Cover of Risking Together

These routine and everyday decisions about financial risk are very often understood to amount to a process of financialisation or the financialisation of daily life. But Bryan and Rafferty show how this process is not simply a matter of the incorporation of financial modes of calculation into everyday lives. They demonstrate how it also directly incorporates households into global financial markets. This incorporation takes place via the everyday contracted payments households make to manage risk and uncertainty, and to secure their existence. This includes contracted mortgage payments, income protection payments, phone bill payments, and internet service provider payments. These regular (or ‘locked in’) payments don’t simply repay debts or secure services but are inputs to financial products that are traded on finance markets. They are, in particular, critical inputs to financial securities.

What Bryan and Rafferty show is how through their engagement with these financial products, households participate in a co-production of securities with finance capital and hence how households are central to the profitability of finance. Via contracted payments households serve, in other words, as an asset base for finance capital. Whether we see it or not, our households have become critical to both the stability and profitability of the financial system. What’s really exciting about Risking Together is how Bryan and Rafferty are able – via analysis of HILDA and ABS data – to pinpoint the precise value of contracted payments from households for securitisers across income quintiles in Australia. And this is one of the really valuable and compelling aspects of Risking Together: its empirical underpinnings. The empirical analysis is hugely significant because it allows Bryan and Rafferty to show how securitisers have maximised household payments (or achieved a ‘mass production’ of household payments) by reaching into the households of middle Australia. Middle Australian households are then the driving force of the profitability of finance. The flip side of this is that ordinary Australian households have become the most exposed to financial risk.

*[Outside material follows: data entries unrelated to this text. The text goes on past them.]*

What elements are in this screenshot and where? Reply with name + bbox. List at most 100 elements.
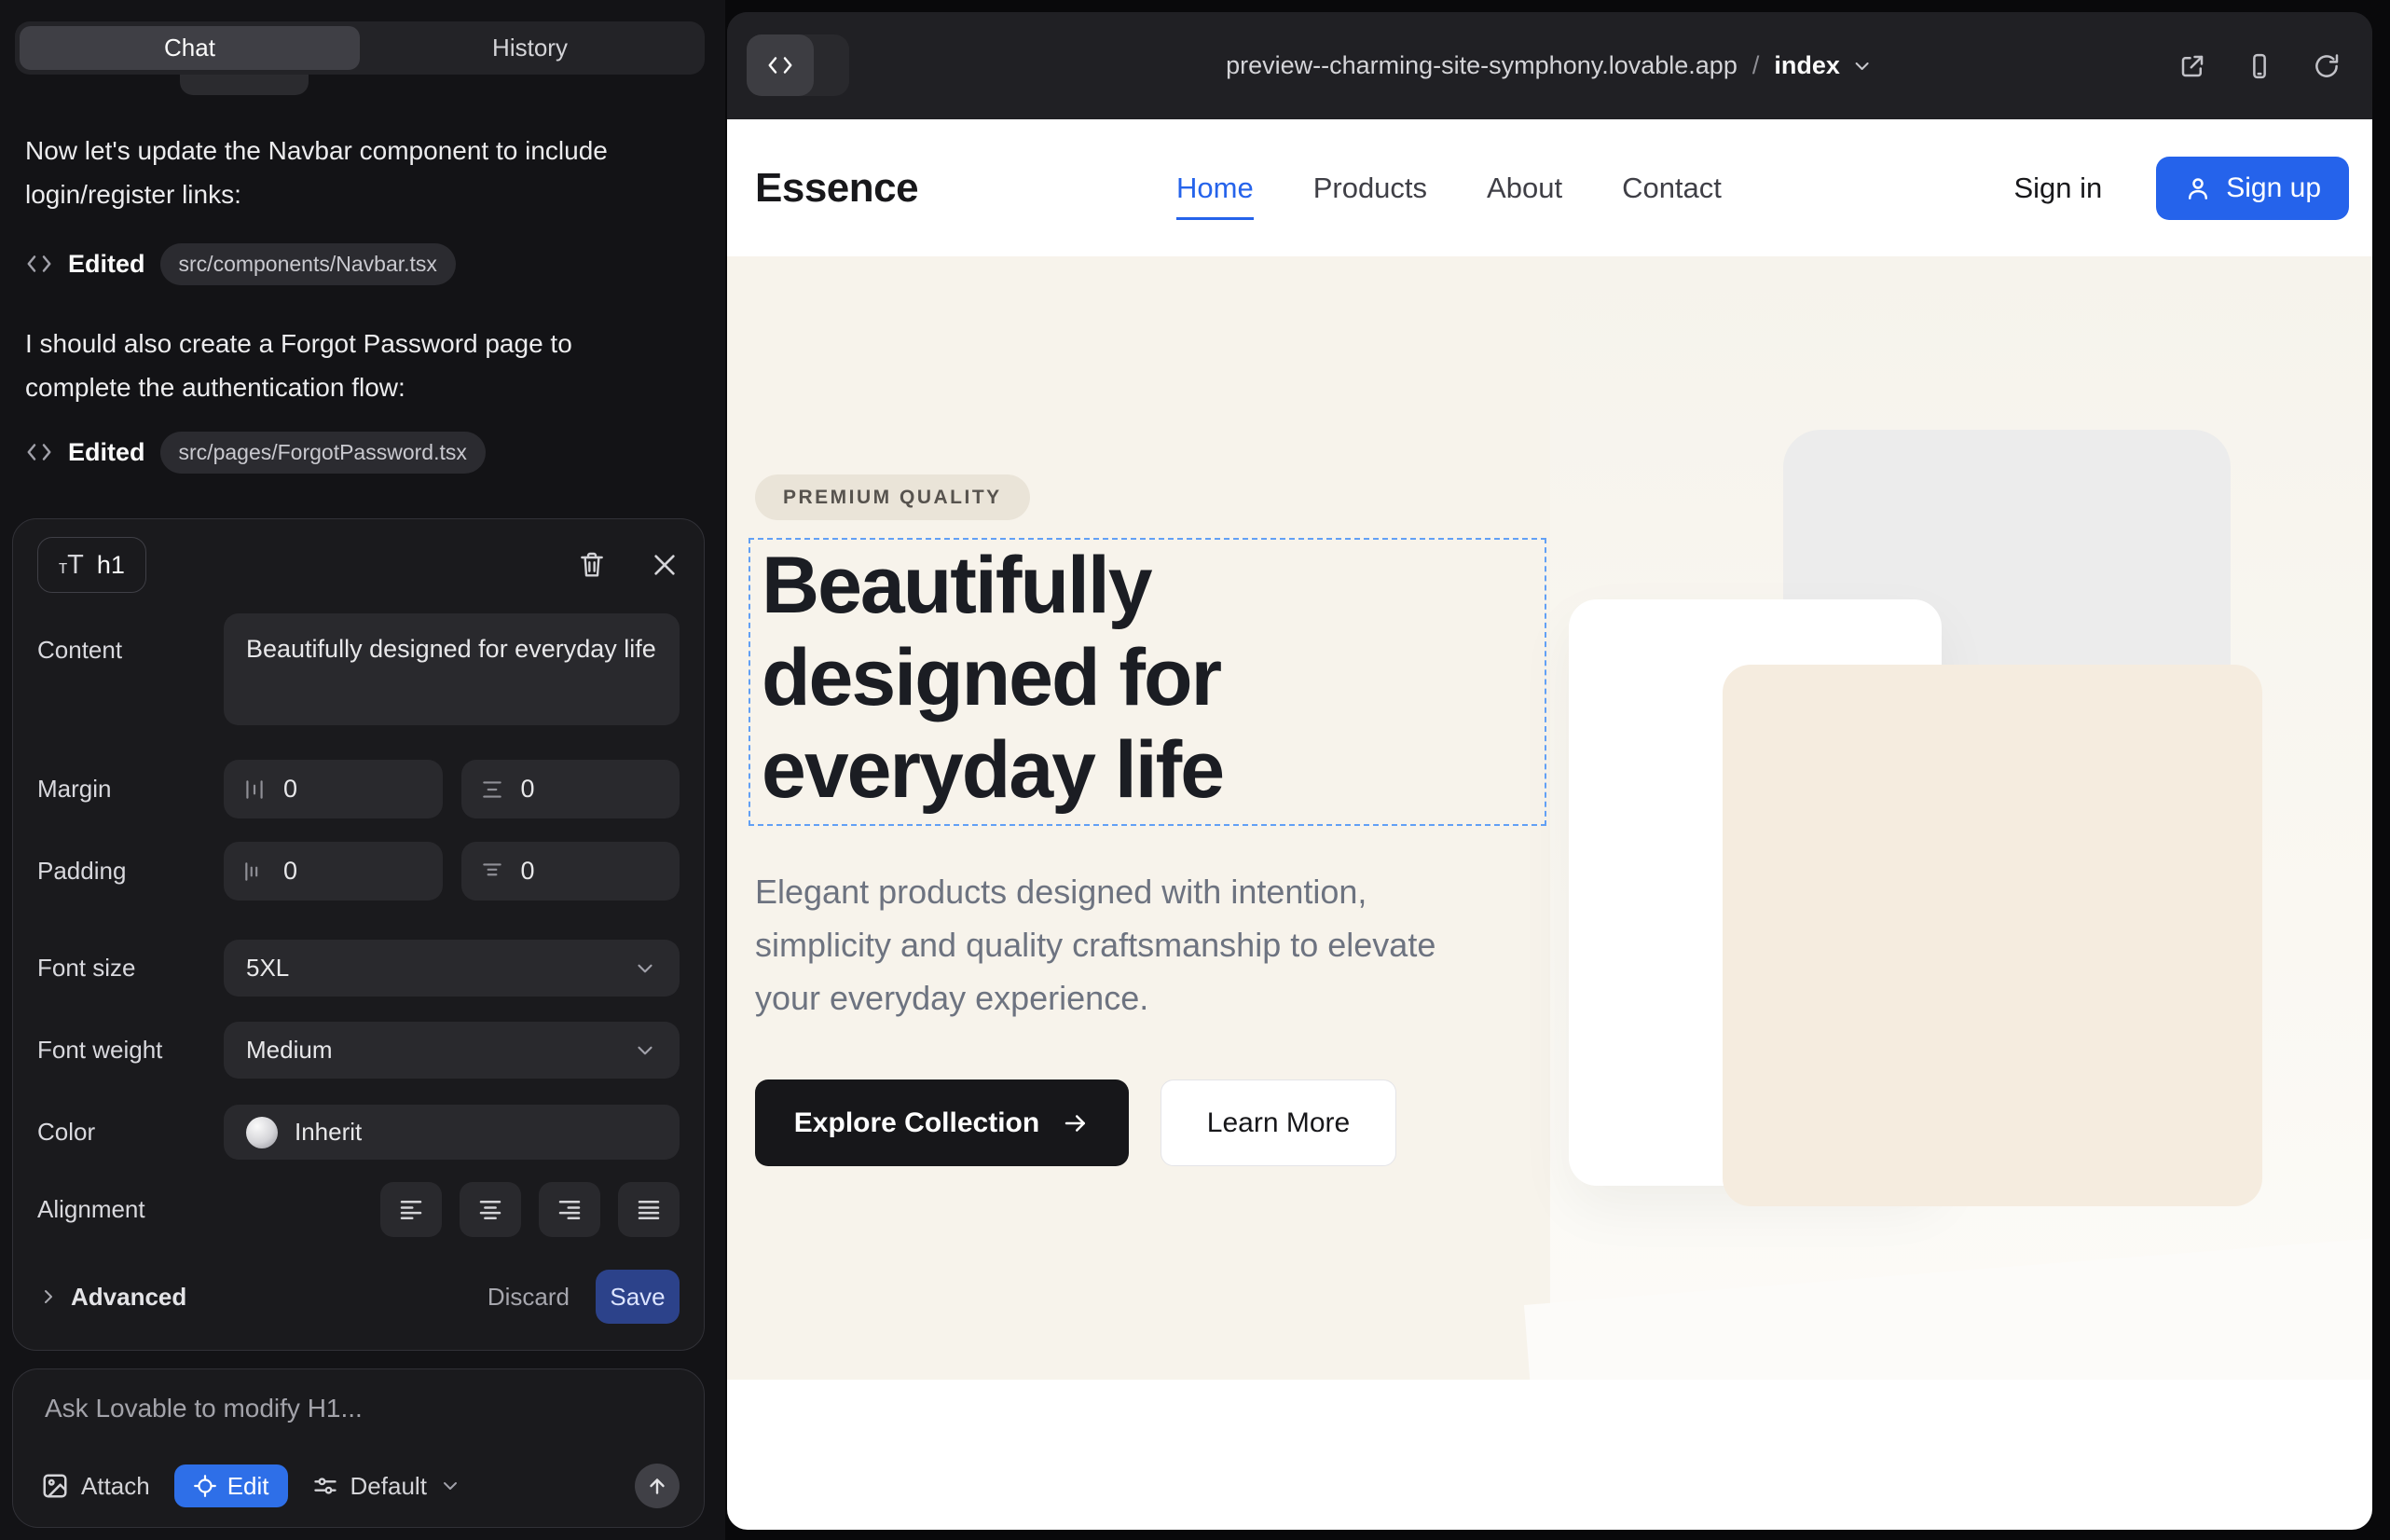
chat-composer: Attach Edit Default [12,1368,705,1528]
margin-x-input[interactable] [224,760,443,818]
chat-message: I should also create a Forgot Password p… [25,322,682,409]
nav-link-home[interactable]: Home [1176,157,1254,220]
margin-y-input[interactable] [461,760,680,818]
sign-in-link[interactable]: Sign in [2013,172,2102,205]
chevron-down-icon [1851,55,1874,77]
user-icon [2184,174,2212,202]
alignment-label: Alignment [37,1195,224,1224]
chevron-right-icon [37,1286,60,1308]
code-icon [25,438,53,466]
color-label: Color [37,1118,224,1147]
site-navbar: Essence Home Products About Contact Sign… [727,119,2372,256]
code-segment[interactable] [747,34,814,96]
url-separator: / [1752,51,1760,80]
font-weight-select[interactable]: Medium [224,1022,680,1079]
hero-section: PREMIUM QUALITY Beautifully designed for… [727,256,2372,1380]
tab-history[interactable]: History [360,26,700,70]
align-justify-icon [635,1196,663,1224]
font-weight-value: Medium [246,1036,332,1065]
edited-file-row: Edited src/components/Navbar.tsx [25,241,456,286]
align-justify-button[interactable] [618,1182,680,1237]
content-row: Content Beautifully designed for everyda… [37,613,680,725]
edit-mode-button[interactable]: Edit [174,1464,288,1507]
arrow-right-icon [1062,1109,1090,1137]
tab-chat[interactable]: Chat [20,26,360,70]
align-left-button[interactable] [380,1182,442,1237]
padding-x-input[interactable] [224,842,443,901]
code-icon [25,250,53,278]
learn-more-button[interactable]: Learn More [1161,1079,1396,1166]
model-selector[interactable]: Default [312,1472,461,1501]
nav-link-contact[interactable]: Contact [1622,172,1722,205]
preview-window: preview--charming-site-symphony.lovable.… [727,12,2372,1530]
color-row: Color Inherit [37,1105,680,1160]
trash-icon[interactable] [577,550,607,580]
padding-vertical-icon [480,859,504,884]
save-button[interactable]: Save [596,1270,680,1324]
typography-icon: тT [59,550,84,581]
font-size-label: Font size [37,954,224,983]
model-label: Default [350,1472,427,1501]
element-tag-name: h1 [97,551,125,580]
align-center-button[interactable] [460,1182,521,1237]
scrolled-message-remnant [180,75,309,95]
element-tag-badge: тT h1 [37,537,146,593]
arrow-up-icon [645,1474,669,1498]
padding-label: Padding [37,857,224,886]
topbar-actions [2178,12,2341,119]
align-center-icon [476,1196,504,1224]
hero-headline[interactable]: Beautifully designed for everyday life [762,540,1433,817]
composer-toolbar: Attach Edit Default [41,1464,680,1508]
file-chip[interactable]: src/components/Navbar.tsx [160,243,456,285]
open-external-icon[interactable] [2178,52,2206,80]
align-right-button[interactable] [539,1182,600,1237]
color-select[interactable]: Inherit [224,1105,680,1160]
h1-selection-outline[interactable]: Beautifully designed for everyday life [749,538,1546,826]
discard-button[interactable]: Discard [461,1283,596,1312]
site-logo[interactable]: Essence [755,119,918,256]
file-chip[interactable]: src/pages/ForgotPassword.tsx [160,432,486,474]
edited-label: Edited [68,250,145,279]
chevron-down-icon [633,1038,657,1063]
margin-label: Margin [37,775,224,804]
close-icon[interactable] [650,550,680,580]
chat-history-tabs: Chat History [15,21,705,75]
sign-up-button[interactable]: Sign up [2156,157,2349,220]
font-size-select[interactable]: 5XL [224,940,680,997]
image-icon [41,1472,69,1500]
content-input[interactable]: Beautifully designed for everyday life [224,613,680,725]
url-page: index [1774,51,1840,80]
align-right-icon [556,1196,584,1224]
mobile-view-icon[interactable] [2246,52,2273,80]
code-view-toggle[interactable] [747,34,849,96]
content-label: Content [37,613,224,665]
edited-file-row: Edited src/pages/ForgotPassword.tsx [25,430,486,474]
nav-auth: Sign in Sign up [2013,119,2349,256]
browser-topbar: preview--charming-site-symphony.lovable.… [727,12,2372,119]
margin-vertical-icon [480,777,504,802]
nav-link-products[interactable]: Products [1313,172,1427,205]
explore-label: Explore Collection [794,1107,1039,1139]
explore-collection-button[interactable]: Explore Collection [755,1079,1129,1166]
attach-button[interactable]: Attach [41,1472,150,1501]
advanced-toggle[interactable]: Advanced [37,1283,186,1312]
align-left-icon [397,1196,425,1224]
sign-up-label: Sign up [2226,172,2321,204]
padding-row: Padding [37,842,680,901]
font-weight-label: Font weight [37,1036,224,1065]
color-swatch [246,1117,278,1148]
font-weight-row: Font weight Medium [37,1022,680,1079]
composer-input[interactable] [45,1394,669,1451]
decorative-card-beige [1723,665,2262,1206]
hero-description: Elegant products designed with intention… [755,865,1463,1024]
crosshair-icon [193,1474,217,1498]
send-button[interactable] [635,1464,680,1508]
alignment-row: Alignment [37,1182,680,1237]
nav-link-about[interactable]: About [1487,172,1562,205]
padding-y-input[interactable] [461,842,680,901]
refresh-icon[interactable] [2313,52,2341,80]
editor-actions [577,550,680,580]
url-host: preview--charming-site-symphony.lovable.… [1226,51,1738,80]
edit-label: Edit [227,1472,269,1501]
url-breadcrumb[interactable]: preview--charming-site-symphony.lovable.… [1226,12,1874,119]
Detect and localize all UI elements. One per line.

What Risking Together does, then, is to show how the household is at the very centre of financial capitalism. It places the household as a critically important object of study. In so doing Risking Together does what all good social science books should do, namely, open up a clear research agenda. For in identifying the household as critical to financial capitalism it asks us to consider:

  • class: not as a process of the distribution of income and/or jobs but as a process of the distribution of risk

  • financialisation: not in terms of a process of responibilisation or a process which makes rich people richer and dispossesses the poor but as a process which enrols whole populations into the workings of finance

  • the household: not in terms of the reproduction of labour power or in terms of divisions of labour but as an asset base for finance capital which anchors the financial system.

Most of all, this book compels all social scientists (and not just political economists or economists) to ‘think like finance’. This is Risking Together’s provocation and main challenge.

Prof. Lisa Adkins is Head of the School of Social and Political Sciences at the University of Sydney.